Chloe Kim did it again, soaring to another Olympic gold medal in the halfpipe.

She arrived at the 2018 Olympics into the embrace of a warm South Korean crowd, a loving family and instant stardom. It all seemed so easy.

The 2022 Olympic halfpipe final promised none of that – few fans, closer competition and the unrelenting pressure to repeat. Yet Kim did it again, soaring to another gold medal at Genting Snow Park.

Her winning score, a 94, left her well above Queralt Castellet of Spain, who earned the silver medal, and Sena Tomita of Japan, who won bronze.

On the first of her three runs, going last among 12 competitors under a blue sky, Kim landed a score that no one could beat, just as she did on her first run four years ago.

She knew it, too. When she got to the bottom, she put her hands to her head, fell on her knees in joy, and laughed, as if she had shocked even herself.

Rick Bower, Kim’s coach, said she was “uncharacteristically” nervous, and the emotion she displayed after landing her first run was as much relief as joy. The competition was over shortly after it began. “She has a bag of tricks that not anyone else does,” Bower said. “And she showcased that.”

She fell on her second run, upping the degree of difficulty, but it would not matter. She spotted her friend Eileen Gu, the freeskier from California who has already won one gold medal competing for China, and the two embraced before Kim headed back to the top for her final attempt.

Gu then headed to the slopestyle course for practice. She won gold in big air and will compete in slopestyle and halfpipe.

Even though Kim fell again, her final run was a suspense-free victory lap, a ride back into the stardom that she had tried to slide away from. This victory felt less like a coronation for Kim, now 21, but a personal comeback of sorts.

Kim did not have good practice sessions leading into the competition, U.S. coach Mike Jankowski said. But she nailed her final rehearsal run, boosting her confidence.

“All the pressure, the expectations are some of the most difficult types of pressures to deal with,” he said. “Today wasn’t as easy as she made it look, that’s for sure.”

The attention from her previous Olympic victory, and some of the nastiness, even within snowboarding circles, nearly chased her from the sport. She didn’t strap on a snowboard for 22 months, went to college at Princeton and bought a house. She grew up into someone more complicated than America’s snowboarding sweetheart.

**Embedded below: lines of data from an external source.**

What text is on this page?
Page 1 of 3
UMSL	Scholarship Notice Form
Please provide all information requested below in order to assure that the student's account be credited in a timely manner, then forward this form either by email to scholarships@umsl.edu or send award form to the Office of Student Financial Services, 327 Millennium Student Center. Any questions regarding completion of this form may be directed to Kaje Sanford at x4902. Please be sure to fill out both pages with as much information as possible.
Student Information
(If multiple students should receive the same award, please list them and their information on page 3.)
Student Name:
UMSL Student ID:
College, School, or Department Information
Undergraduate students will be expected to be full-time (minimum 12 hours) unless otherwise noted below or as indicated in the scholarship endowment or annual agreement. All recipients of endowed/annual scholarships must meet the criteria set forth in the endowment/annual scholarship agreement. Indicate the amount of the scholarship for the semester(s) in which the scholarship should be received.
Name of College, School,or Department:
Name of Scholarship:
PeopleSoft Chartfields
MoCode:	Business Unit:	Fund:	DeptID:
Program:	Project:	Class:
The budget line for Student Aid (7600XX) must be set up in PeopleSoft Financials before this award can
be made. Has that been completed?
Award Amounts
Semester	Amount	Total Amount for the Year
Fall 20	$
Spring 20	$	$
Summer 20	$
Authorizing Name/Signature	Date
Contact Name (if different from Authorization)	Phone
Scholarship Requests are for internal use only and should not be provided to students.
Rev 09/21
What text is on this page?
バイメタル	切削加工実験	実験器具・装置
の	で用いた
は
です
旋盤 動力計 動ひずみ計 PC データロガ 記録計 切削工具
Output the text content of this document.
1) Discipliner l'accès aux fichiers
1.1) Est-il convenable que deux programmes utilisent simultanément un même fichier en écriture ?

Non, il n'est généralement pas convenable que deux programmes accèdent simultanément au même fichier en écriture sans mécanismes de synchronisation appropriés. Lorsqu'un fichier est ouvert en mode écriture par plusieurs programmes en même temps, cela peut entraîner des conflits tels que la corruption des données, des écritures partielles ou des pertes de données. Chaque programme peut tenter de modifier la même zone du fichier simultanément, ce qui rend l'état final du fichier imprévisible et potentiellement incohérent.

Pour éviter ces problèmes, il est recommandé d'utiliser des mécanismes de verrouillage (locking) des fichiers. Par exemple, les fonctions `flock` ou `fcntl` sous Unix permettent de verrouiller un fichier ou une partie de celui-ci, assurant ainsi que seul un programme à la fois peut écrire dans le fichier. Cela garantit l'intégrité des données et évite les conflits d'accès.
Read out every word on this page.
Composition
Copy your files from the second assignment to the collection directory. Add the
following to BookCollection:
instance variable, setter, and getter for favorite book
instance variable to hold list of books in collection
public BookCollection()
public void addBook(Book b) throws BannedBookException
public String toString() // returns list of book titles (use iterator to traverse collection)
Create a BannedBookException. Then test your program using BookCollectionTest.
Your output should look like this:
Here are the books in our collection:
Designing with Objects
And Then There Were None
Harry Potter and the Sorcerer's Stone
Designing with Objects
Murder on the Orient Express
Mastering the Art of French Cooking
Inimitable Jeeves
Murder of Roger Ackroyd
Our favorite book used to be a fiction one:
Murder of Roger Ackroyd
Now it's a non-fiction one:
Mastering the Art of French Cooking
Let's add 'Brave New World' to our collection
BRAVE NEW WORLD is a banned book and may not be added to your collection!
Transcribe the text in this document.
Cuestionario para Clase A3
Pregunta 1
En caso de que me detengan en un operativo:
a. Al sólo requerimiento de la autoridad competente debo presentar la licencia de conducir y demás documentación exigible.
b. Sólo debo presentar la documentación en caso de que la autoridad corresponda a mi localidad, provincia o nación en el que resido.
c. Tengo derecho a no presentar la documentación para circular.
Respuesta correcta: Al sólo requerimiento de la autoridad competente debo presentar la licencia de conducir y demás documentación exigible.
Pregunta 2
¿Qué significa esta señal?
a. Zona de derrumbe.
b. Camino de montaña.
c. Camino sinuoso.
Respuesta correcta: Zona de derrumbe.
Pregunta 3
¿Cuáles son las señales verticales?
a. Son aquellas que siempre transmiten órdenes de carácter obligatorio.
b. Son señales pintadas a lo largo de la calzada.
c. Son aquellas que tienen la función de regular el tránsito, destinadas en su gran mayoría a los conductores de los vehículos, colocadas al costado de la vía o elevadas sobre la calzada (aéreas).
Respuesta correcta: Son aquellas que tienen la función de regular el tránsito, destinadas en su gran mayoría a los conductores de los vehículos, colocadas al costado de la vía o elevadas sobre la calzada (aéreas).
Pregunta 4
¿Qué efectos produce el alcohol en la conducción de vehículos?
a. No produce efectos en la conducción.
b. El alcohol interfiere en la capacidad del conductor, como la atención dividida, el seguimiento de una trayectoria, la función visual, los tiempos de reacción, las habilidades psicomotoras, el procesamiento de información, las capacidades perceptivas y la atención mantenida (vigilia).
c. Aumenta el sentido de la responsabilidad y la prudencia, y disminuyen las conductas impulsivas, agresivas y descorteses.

She tossed herself back into the Olympic cycle a bit reluctantly. She was still the best in the world, with little dispute. Kim had not competed much since returning to the circuit a year ago, which might have given her competition some hope that she was rusty, but she had won everything she entered.

In the end, none of them could come close to Kim. She knew it on her first run, when she sandwiched a pair of 1080s around two other leading tricks, just as she knew it at the last Olympics.

Kim has grown up since competing in South Korea at 17 – a bit more guarded, a bit more independent, a bit more leery of the stardom that comes with every smile and near-perfect run. But on a snowboard, she still dares anyone to try to come close.